A premissa inicial de “Animal Político”, novo longa da Sessão Vitrine de Cinema, poderia gerar a impressão que já vimos esse enredo antes: um indivíduo urbano vive numa vida de classe média, goza dos principais benefícios disso, tem uma rotina estável, com vários amigos e uma família muito amável. Entretanto, um dia, às vésperas do Natal, tem uma crise existencial, destoando um vazio vasto dentro de si, forçando-se a se exilar no campo em busca de um sentido da vida. Tal estória poderia até pairar no lugar comum se esse protagonista não fosse ninguém menos de um animal, no caso uma vaca chamada Cerveja.


Perante o absurdo, o cineasta pernambucano Tião, em seu primeiro longa-metragem, busca escandalizar o espectador comparando o ser humano com uma vaca, deixando implícito que não somos mesmos melhores que esses animais, inclusive conseguimos ser até piores, diante da nossa ganância devastadora.
A alusão do título do longa ao argumento aristotélico de que os homens são animais políticos por natureza e tem como objetivo final a felicidade plena é um alicerce do argumento na composição da trajetória da Vaca na qual nós aceitamos acompanhar ao longo da projeção. Ela carrega consigo toda uma bagagem de problemas decorrentes da sociedade capitalista – o individualismo, a opressão, a falsa liberdade etc. Não por acaso Cerveja é um animal humanizado, pois consigo há os dilemas da humanidade, hoje em dia mais preocupado em conquistar seu lugar no mundo do que propriamente a sua felicidade, ainda que tenha que passar por cima de quem for para conseguir isso, não é estranho, portanto, que nosso “herói” tenha se desgastado com aquele ambiente ao qual vivia e preferiu de exilar em busca de respostas, ainda que sem fazer as perguntas nas quais o aflige, dilema fácil de qualquer um se identificar de prontidão.

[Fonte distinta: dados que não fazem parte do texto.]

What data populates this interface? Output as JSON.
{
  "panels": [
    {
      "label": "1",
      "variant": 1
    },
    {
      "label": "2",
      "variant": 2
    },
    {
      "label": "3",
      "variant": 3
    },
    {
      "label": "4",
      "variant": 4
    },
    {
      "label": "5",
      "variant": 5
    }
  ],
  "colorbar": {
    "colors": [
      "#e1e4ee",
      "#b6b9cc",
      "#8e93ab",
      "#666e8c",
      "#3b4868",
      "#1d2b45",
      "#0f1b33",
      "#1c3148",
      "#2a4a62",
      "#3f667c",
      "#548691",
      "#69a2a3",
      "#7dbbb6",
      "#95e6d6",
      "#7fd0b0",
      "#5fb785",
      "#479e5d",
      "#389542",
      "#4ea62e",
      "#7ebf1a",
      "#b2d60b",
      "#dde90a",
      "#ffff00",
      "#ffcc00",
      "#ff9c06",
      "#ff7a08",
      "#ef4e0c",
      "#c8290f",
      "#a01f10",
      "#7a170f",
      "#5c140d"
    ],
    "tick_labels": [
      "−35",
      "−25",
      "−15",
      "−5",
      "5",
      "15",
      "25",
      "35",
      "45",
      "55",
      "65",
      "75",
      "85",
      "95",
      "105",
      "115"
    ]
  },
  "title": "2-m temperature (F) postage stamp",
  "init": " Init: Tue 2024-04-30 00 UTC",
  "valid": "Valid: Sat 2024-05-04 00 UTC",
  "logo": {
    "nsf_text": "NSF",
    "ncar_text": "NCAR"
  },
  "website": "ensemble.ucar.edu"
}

O longa-metragem pode ser considerado facilmente um membro do cinema trash, contudo é um erro considerar isso um demérito – muito pelo contrário, inclusive. Sua argumentação filosófica é tão embasada que consegue carregar o longa durante sua projeção, ainda que não tenha uma direção grandiloquente nos parâmetros cinematográficos, ela é precisa em usar a potência narrativa do seu texto, tornando uma experimentação cínica, irônica em não levar seu público a sério, ao mesmo tempo que leva a si, uma controvérsia na qual mais soa como uma provocação, um cinema de autor ímpar e extremamente corajoso, levando em conta se tratar do primeiro trabalho do diretor, soa bastante ousado e, ouso dizer – pra não perder o jogo de palavras – bastante necessário, sobretudo no momento social ao qual passamos.


É um filme para se levar a sério e carregar para casa, após a sessão, os dilemas filosóficos ao qual propõe? Uma pergunta na qual cada expectador tem que responder após a experimentação, contudo é muito difícil, quase impossível, ficar indiferente perante a obra exibida. Portanto, vale a chance de conferir, principalmente pela percepção que somos cada vez mais vacas do que humanos, vivendo numa saga em busca de respostas, mas sem nem ao menos saber quais perguntas temos que fazer. Não a outras pessoas, deuses ou entidades, mas sim a nós, antes de tudo.
“Animal Político” é um longa-metragem que não tenta mudar a sociedade, porém quer sim confronta-la, nem que seja para percebemos os caminhos torpes aos quais caminhamos, cada vez mais nos desumanizando e nos tornando, sim, animais. Nada mais irônico –ou profético? – que receber essa lição de uma vaca.